Peringatan Maulid Nabi Saw: Memodifikasi akhlaknya Nabi Muhammad Saw dalam kehidupan beragama dan berbangsa

 

Sudah tidak asing lagi persitiwa apa yang terjadi di bulan hijriyah ini apalagi kalau bukan salah satu bulan kelahiran Nabi Muhammad Saw yaitu 12 Rabiul Awal tahun gajah disebut orang  karena Abrahah datang menyerang, jenderal Habasah yang sangat garang, datang ke Mekkah hendak berperang. Tentara yang datang menyerang ibarat pasir laksana ilalang tidak terhitung jumlahnya, diatas gajah tombak berjulang. Mereka datang menghancurkan Ka’bah, mengambil Mekkah menjadi jajahan muncullah amarah yang memanas waktu itu.
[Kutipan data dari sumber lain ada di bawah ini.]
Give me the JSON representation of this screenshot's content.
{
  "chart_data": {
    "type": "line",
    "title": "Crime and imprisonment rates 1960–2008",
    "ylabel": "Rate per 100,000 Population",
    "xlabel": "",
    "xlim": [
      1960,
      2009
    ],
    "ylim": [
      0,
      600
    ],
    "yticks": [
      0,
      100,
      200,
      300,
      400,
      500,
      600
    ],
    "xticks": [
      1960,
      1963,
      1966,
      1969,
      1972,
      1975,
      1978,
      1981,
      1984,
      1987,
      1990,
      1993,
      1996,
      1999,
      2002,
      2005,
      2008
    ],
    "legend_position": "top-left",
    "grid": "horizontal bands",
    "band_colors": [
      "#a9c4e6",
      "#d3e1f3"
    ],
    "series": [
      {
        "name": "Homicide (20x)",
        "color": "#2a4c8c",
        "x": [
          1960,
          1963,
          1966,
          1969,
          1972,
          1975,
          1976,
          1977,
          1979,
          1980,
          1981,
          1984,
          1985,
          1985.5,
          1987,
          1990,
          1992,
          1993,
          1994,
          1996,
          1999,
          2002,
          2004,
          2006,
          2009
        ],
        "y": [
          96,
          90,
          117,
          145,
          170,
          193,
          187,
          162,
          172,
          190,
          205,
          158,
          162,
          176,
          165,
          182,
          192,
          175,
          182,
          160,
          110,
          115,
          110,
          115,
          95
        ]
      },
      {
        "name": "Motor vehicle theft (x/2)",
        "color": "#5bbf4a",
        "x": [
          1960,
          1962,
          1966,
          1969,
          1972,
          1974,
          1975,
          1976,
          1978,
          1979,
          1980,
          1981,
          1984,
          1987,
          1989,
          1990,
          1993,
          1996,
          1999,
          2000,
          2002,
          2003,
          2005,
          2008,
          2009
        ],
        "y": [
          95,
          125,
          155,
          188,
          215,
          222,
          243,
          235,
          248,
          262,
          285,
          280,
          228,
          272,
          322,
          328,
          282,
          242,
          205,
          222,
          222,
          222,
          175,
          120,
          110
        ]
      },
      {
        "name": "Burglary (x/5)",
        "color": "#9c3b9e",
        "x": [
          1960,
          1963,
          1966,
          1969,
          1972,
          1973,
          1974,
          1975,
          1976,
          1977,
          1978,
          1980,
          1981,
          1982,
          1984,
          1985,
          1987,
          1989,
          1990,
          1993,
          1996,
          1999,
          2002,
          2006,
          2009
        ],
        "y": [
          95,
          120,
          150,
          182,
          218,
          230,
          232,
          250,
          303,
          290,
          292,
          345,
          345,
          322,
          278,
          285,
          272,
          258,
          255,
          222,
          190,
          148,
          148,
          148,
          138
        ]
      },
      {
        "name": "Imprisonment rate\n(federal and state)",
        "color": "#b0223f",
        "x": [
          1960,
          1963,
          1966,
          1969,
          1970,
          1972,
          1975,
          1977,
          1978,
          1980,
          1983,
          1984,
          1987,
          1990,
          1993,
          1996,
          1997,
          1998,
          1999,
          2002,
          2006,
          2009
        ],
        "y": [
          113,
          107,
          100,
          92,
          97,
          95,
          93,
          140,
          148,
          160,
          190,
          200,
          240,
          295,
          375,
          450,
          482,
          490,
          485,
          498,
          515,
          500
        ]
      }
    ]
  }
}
Kejamnya perlakuan tentara dan pasukan Abrahah merampas anak istri orang, masuk kekampunng bersifat garang, apa yang terlihat diserang, mereka sangat zalim, melakukan penindasan, membunuh wanita dan anak, merampas harta, merampas ternak, mereka tidak paham aturan perang mereka hanya bersifat kejam dan garang, merampas sambil serang menyerang (Atceh, tt) begitulah situasi waktu itu sehingga Abdul Muthallib mendengar berita haknya dirampas berupa onta. Lahirlah Rasulullah Saw pemimpin umat Islam tepatnya 50 hari sesudah tahuan gajah tersebut, ada yang berpendapat 58 hari sesudahnya, ada juga yang berpedanpat 10 tahun sesudahnya, adapun pendapat yang benar adalah tahun gajah.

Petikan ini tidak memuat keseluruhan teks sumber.